My dear Mother
I hope this will find you enjoying good health as I am happy to say it leaves myself and young Jim. He is growing a fine little chap. All day long he is with me in the Office; he has a case to himself and he goes on composing away at the type in a way that would amuse you if you saw him.
The weather at present is very hot here but nothing to what it is down country. I believe at Agra it is fearful. There are no hot winds and in the room with punkahs and tatties (see editors note below) going, it is 90 degrees; but we have it so pleasant at nights and morning, that it makes up for it.
I have been very busy for a long time back, closing the year’s account which I have just finished. We have a series of soirees connected with the college every fortnight for the amusement of the soldiers in the station. They go off very well, and the drawing class room, where they are held, is crowded each night. I will send you a copy of each affair one night. There is a lecture and the next singing. I am printing two lectures that have been delivered.

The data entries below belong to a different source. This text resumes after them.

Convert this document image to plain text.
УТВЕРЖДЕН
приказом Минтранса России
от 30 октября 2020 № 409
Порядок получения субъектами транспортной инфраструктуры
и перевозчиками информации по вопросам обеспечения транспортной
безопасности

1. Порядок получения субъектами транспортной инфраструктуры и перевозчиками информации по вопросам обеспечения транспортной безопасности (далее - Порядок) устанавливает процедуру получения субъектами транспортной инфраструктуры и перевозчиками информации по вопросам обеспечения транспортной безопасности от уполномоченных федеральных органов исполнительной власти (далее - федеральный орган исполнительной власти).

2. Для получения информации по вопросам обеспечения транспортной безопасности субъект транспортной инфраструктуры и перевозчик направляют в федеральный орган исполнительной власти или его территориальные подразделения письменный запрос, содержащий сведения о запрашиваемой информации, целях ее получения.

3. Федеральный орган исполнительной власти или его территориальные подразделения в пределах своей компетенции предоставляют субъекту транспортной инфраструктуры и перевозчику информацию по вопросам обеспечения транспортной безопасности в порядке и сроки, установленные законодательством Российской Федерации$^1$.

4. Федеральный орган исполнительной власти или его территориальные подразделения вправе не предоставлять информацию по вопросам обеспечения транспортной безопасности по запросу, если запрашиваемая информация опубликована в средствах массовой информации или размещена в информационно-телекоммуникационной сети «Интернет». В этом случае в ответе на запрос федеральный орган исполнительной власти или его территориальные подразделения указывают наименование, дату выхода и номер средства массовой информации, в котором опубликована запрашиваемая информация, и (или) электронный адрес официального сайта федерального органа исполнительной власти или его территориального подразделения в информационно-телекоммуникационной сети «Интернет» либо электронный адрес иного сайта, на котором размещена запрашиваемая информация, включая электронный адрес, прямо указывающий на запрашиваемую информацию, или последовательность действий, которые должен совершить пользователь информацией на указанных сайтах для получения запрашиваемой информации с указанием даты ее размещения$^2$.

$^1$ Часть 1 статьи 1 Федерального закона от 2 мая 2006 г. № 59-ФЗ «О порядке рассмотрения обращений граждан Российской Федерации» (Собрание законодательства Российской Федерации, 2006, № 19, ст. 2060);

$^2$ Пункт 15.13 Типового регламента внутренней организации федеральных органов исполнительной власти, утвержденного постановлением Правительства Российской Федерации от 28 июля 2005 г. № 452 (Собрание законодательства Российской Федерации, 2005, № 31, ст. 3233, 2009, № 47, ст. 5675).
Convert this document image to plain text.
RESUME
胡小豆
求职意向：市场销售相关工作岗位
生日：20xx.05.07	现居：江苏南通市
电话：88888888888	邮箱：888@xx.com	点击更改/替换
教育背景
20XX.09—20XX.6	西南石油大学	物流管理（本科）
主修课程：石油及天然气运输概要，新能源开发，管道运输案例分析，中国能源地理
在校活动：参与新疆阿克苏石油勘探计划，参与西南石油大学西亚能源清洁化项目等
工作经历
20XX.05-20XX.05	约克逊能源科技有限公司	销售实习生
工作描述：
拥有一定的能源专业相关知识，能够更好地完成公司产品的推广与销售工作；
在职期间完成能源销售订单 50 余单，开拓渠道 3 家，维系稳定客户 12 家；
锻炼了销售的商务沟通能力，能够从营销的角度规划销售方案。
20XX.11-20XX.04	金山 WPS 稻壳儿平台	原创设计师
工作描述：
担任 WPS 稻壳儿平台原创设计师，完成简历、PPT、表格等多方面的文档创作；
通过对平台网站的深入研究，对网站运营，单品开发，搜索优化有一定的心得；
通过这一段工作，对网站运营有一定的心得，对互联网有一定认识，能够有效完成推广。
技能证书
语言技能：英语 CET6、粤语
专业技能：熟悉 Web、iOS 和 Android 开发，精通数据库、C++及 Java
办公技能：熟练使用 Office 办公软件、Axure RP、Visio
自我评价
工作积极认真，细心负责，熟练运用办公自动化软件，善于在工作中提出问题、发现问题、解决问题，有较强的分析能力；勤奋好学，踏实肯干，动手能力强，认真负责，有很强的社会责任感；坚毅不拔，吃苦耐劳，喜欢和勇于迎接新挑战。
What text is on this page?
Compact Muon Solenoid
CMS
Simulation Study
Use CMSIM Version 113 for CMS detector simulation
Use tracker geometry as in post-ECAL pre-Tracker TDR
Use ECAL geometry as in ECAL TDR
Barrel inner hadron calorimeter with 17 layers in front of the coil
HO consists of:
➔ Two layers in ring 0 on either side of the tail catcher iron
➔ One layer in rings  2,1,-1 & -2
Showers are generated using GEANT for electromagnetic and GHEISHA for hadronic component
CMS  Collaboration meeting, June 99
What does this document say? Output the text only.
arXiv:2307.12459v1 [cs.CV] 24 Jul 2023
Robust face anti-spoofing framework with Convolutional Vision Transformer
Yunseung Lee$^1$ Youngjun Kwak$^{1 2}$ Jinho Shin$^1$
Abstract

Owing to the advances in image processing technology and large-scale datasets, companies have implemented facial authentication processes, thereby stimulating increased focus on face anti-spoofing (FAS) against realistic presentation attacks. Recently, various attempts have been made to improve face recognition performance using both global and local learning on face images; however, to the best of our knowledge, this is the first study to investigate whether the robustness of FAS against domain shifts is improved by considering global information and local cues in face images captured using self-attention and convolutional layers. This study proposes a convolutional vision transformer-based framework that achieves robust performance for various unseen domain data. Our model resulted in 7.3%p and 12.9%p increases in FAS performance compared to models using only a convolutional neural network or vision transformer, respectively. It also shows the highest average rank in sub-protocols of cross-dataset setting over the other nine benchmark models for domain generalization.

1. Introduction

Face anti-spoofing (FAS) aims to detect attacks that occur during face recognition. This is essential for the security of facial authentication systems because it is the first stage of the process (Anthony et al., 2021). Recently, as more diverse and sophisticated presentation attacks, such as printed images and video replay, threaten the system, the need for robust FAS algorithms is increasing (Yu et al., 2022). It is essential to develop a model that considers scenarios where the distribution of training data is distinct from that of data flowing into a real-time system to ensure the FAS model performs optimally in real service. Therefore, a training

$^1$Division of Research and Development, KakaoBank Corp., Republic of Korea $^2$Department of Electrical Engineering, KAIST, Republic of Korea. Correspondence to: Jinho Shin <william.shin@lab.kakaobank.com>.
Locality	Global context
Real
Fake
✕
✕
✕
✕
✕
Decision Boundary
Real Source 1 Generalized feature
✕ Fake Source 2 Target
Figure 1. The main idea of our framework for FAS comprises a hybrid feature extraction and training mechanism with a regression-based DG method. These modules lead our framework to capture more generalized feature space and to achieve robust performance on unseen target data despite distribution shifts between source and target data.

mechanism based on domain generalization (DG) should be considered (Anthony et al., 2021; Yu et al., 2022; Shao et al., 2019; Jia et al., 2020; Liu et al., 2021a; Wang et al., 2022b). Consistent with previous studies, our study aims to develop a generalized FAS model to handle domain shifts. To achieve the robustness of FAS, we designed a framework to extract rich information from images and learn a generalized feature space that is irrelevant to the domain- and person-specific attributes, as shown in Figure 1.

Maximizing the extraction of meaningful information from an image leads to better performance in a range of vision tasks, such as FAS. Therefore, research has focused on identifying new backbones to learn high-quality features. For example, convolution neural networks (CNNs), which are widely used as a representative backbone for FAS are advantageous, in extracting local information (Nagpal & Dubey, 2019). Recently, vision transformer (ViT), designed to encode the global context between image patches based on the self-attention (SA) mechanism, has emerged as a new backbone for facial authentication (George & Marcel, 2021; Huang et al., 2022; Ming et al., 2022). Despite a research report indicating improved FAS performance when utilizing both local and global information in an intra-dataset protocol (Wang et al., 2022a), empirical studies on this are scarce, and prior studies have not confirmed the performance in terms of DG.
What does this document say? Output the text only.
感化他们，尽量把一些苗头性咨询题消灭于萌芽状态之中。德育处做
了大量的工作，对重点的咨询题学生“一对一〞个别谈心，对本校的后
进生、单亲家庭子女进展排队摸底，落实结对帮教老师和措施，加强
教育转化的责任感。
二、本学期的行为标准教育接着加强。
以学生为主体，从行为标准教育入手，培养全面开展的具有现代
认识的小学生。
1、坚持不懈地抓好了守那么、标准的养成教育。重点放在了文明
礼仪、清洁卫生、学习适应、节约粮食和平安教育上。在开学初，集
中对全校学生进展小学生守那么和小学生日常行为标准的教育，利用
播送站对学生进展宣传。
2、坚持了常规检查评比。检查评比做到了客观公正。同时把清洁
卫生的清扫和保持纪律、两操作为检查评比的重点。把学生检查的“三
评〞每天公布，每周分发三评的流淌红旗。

No news here. Everybody is away at the hills that can get away or just can afford it.
I have just been asking little Jim if he has no word to send his Grandma, but he only laughs. He fancies you must be somebody particular.
The mail is in, I believe, this morning; but no letter, as yet! Hope there will be one tomorrow.
Remember me to all enquiring friends and accept our best love
Your affectionate Son and Grandson
Jas and Jas Chas Johnston
A punkah is a large swinging fan, fixed to the ceiling and pulled by an Indian servant called a punkahwallah.
A tattie is a screen or mat made from the roots of the fragrant cuscus grass and placed in a frame which covers a window or door in order to cool and freshen a room.